Seniors Who Exercise Have Immune Systems Of Much Younger People, Study Shows
This study may have proven that getting older doesn't mean you have to get weaker.
Apparently, working out is really good for you at all ages. OK, that’s not exactly breaking news but did you know that exercise can legitimately keep you physically younger?
In addition to recent studies that prove activities such as strength training and lifting weights can help older people live longer, data from a study published this month emphasizes how exercise can function as the proverbial fountain of youth by protecting muscles, cholesterol and the immune system.
Researchers at Britain’s University of Birmingham and King’s College in London conducted a study where a group of older people who had exercised all their lives was compared to groups of healthy adults of differing ages who did not regularly exercise. The goal was to examine whether exercising could slow down the aging process.
The conclusion? Working out and staying active “keeps the body young and healthy,” according to the researchers.

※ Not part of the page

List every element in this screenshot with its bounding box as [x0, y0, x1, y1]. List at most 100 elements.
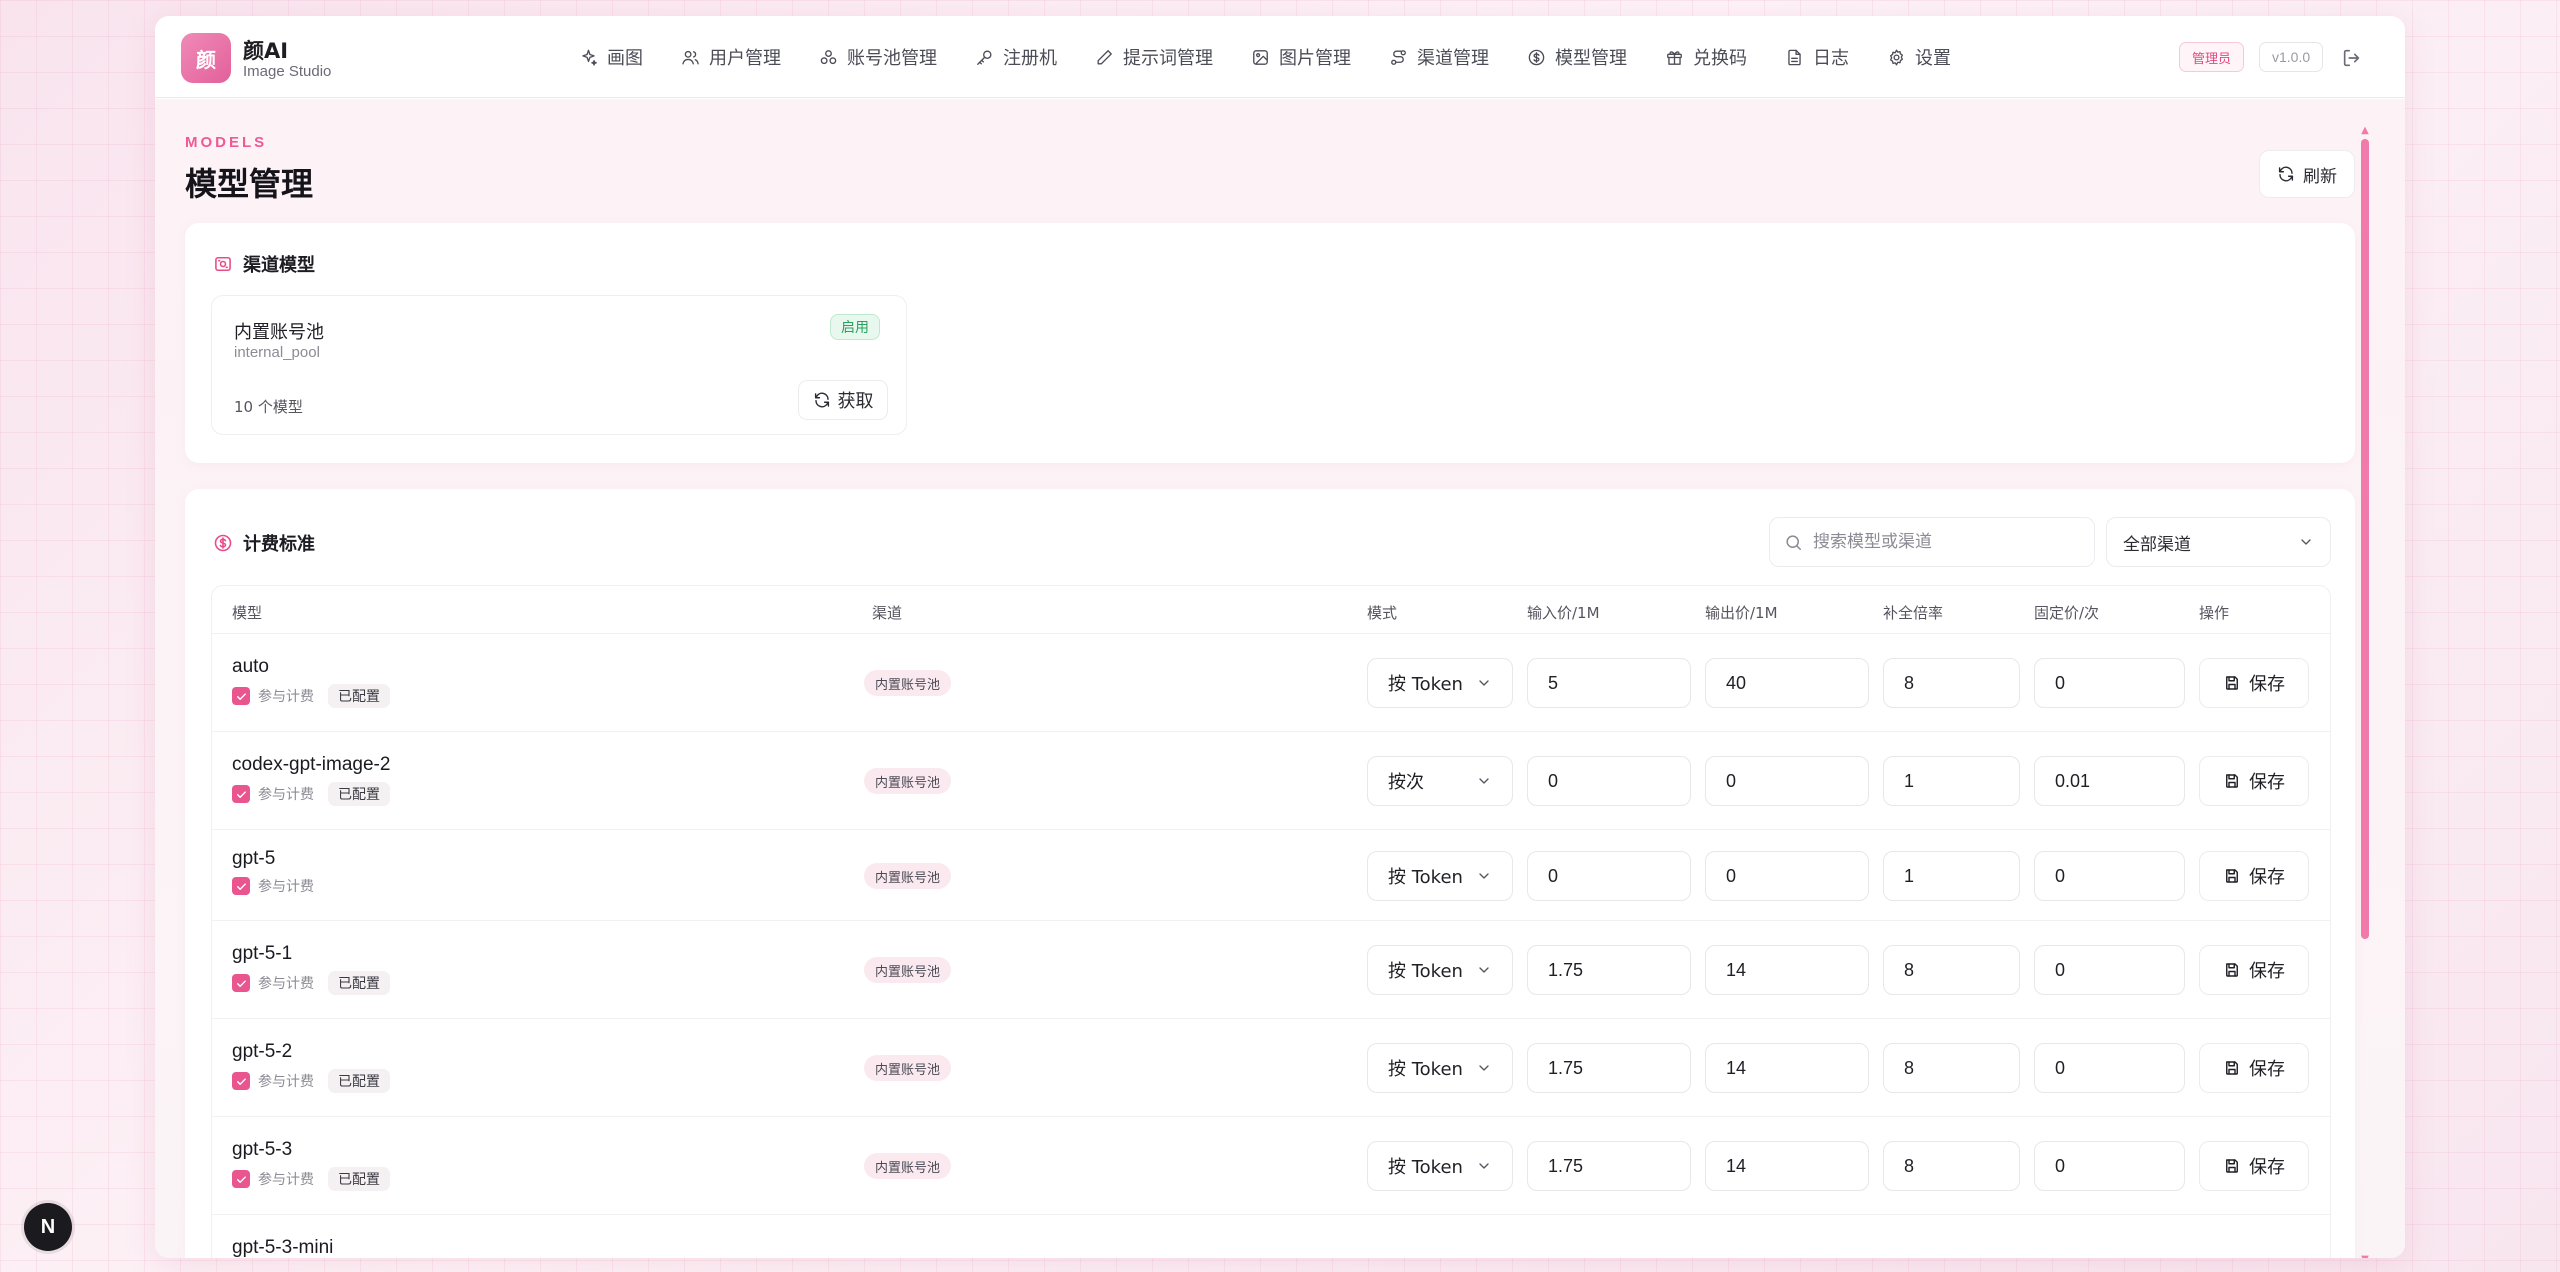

The study monitored 125 amateur cyclists ranging in age from 55 to 79. The people chosen had to be competent enough on a bike to meet certain requirements for speed and distance, proving they rode regularly. It compared their lab tests with those of 75 healthy people from ages 57 to 80, as well as a group of healthy adults aged 20 to 36—all the people in these latter groups did not regularly exercise.
After a series of tests and comparisons, the study showed that “loss of muscle mass and strength did not occur in those who exercise regularly” and moreover that these cyclists didn’t increase their body fat or cholesterol levels with age.
The most shocking finding of the study? The benefits of regularly exercising surpass mere muscle improvement. Cyclists who regularly exercised possessed immune systems that also didn’t seem to age! Normally, the organ called the thymus, which makes immune cells called T cells, starts to shrink after the age of 20. However, in this study, “the cyclists’ thymuses were making as many T cells as those of a young person.”
The key takeaway from this research is that no longer does aging have to automatically mean getting frailer.
“Our research means we now have strong evidence that encouraging people to commit to regular exercise throughout their lives is a viable solution to the problem that we are living longer but not healthier,” said Professor Janet Lord, director of the Institute of Inflammation and Ageing at the University of Birmingham, according to ScienceDaily.
What are some of your favorite exercises to stay fit and feel good? Are there any tricks you do to stay motivated to workout on days you really don’t want to?